Structures, compressibilities and relative stabilities of the α, β and γ phases of Mg2SiO4 deduced from an electron-gas ionic Hamiltonian

The properties of forsterite (alpha -Mg2SiO4) and its high-pressure polymorphs wadsleyite (beta -Mg2SiO4) and ringwoodite (gamma -Mg2SiO4) play an important role in the chemical, dynamic and elastic behaviour of the upper 660 km of the Earth's mantle. Mineralogists have tended to rationalize their structures in terms of empirical ionic models, guided by Pauling's rules. Modern electron-gas theory of ionic interactions is accurate enough to encourage a detailed study of the structure and properties of these minerals within an intuitively appealing ionic model that is independent of empirical data. We therefore undertook to obtain the minimum-energy lattice structures, and their corresponding equations of state, of electron-gas models of the Mg2SiO4 polymorphs. We find that the model densities compare very well with actual observations, while compressibilities are somewhat underestimated.
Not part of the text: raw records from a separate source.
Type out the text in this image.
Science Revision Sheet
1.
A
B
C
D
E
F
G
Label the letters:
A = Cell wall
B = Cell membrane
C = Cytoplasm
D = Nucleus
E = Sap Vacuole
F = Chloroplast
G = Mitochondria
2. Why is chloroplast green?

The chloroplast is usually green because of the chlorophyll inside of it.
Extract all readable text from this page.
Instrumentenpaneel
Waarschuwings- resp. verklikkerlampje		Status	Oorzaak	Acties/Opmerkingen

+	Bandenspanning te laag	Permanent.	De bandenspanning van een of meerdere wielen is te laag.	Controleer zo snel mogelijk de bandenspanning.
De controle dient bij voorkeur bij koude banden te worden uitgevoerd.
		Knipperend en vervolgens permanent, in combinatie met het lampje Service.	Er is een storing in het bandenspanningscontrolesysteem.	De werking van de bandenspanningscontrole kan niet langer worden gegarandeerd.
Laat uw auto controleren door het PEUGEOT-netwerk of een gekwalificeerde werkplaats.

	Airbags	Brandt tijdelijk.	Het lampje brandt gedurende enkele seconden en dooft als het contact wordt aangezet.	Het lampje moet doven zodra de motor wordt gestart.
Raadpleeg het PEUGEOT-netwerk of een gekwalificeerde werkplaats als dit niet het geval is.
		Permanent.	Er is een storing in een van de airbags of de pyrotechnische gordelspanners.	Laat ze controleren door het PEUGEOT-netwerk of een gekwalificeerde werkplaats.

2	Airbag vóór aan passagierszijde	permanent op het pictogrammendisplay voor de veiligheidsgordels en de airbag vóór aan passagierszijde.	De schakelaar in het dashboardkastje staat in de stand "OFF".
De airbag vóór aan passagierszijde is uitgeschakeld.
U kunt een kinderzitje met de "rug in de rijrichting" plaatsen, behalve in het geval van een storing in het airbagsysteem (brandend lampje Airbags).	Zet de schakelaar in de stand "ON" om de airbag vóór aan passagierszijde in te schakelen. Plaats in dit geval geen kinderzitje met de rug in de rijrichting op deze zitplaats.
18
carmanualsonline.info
Unit cell geometries are also accurately represented, but coordination polyhedra tend to be more distorted than those observed, mainly because of excessive bond-angle variance. We also found that Pauling's rules do not offer a complete accounting for the observed stability of olivine at low pressures. Instead, in the model crystals it is a difference in the magnitude of the Mg-O repulsions that give olivine the energetic advantage. The higher density of ringwoodite, and a rapidly increasing Mg-O repulsion energy in olivine stabilize ringwoodite at high pressure.